気候変動を配慮したマネジメントシステムへ

ISO(国際標準化機構)は、9001(品質)、14001(環境)、27001(情報セキュリティ)など
様々な分野のマネジメントシステム規格(Management System Standard:MSS)を提供しています。

複数のMSSを構築・運用する組織が増えたことから、MSSの共通のプラットフォームである
「ISO MSSの共通要素」が2012年に開発されました。

今日、私たちが利用している9001、14001、27001、45001、22000などは、このISO MSSの共通要素をベースに開発されました。

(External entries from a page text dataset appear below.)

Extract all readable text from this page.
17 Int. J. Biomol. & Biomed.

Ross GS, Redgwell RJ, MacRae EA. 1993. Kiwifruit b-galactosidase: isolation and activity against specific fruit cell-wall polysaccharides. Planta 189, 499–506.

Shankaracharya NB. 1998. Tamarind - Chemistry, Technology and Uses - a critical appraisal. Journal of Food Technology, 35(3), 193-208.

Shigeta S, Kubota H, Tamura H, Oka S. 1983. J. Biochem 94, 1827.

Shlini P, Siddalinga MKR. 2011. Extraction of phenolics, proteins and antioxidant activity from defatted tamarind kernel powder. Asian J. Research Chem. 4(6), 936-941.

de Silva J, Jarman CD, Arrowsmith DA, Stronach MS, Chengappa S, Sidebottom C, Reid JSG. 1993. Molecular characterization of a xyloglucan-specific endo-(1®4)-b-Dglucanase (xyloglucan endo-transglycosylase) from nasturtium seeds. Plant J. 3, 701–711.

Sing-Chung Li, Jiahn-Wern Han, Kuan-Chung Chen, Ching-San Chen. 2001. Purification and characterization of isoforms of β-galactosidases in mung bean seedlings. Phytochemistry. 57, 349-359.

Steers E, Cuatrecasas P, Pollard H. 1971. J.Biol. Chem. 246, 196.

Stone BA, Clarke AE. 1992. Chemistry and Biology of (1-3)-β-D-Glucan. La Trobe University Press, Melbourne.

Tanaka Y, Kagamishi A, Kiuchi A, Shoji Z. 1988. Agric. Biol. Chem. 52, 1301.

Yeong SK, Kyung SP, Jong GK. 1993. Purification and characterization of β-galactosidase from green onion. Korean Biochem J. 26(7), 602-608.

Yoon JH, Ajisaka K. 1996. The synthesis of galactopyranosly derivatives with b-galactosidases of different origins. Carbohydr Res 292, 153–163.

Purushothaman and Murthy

ISO MSS共通要素の特徴に、「上位構造(HLS:High Level Structure)」があり、全てのMSSの目次が10章構成になりました。それ以外に「共通テキスト」「共通用語」が提供されています。

このISO MSS共通要素は、2021年に改訂されました。この改訂は、規格の開発者を対象にした
修正が多く、ISO認証企業にとって重要な改訂はありませんでした。ちなみに、上位構造(HLS)と規定していたものが、「調和させる構造(HS:Harmonized Structure)」に代わりましたが、体勢に影響はありません。

さて、いよいよ本題です。
2023年9月に、ISO MSS共通要素の追補改訂が公表されました。
この追補改訂では、共通テキストに「気候変動への配慮」が盛り込まれました。
具体的には、箇条4.1では「気候変動が関連する課題かどうかを決定しなければならない」、箇条4.2の注記に「関連する利害関係者は、気候変動に関する要求事項を持つ可能性がある」という記述が追加されます。

2024年以降に改訂・開発されるMSS規格から、「気候変動への配慮」が要求事項として追加されることになります。気候変動は人類の課題なので、現時点でも気候変動を配慮している組織も多いと思います。
要求事項は、具体的にどの程度の配慮が必要か、ということは言及しませんので、気候変動によるリスクを整理し、対処すべき課題があれば取組めばよいと思います。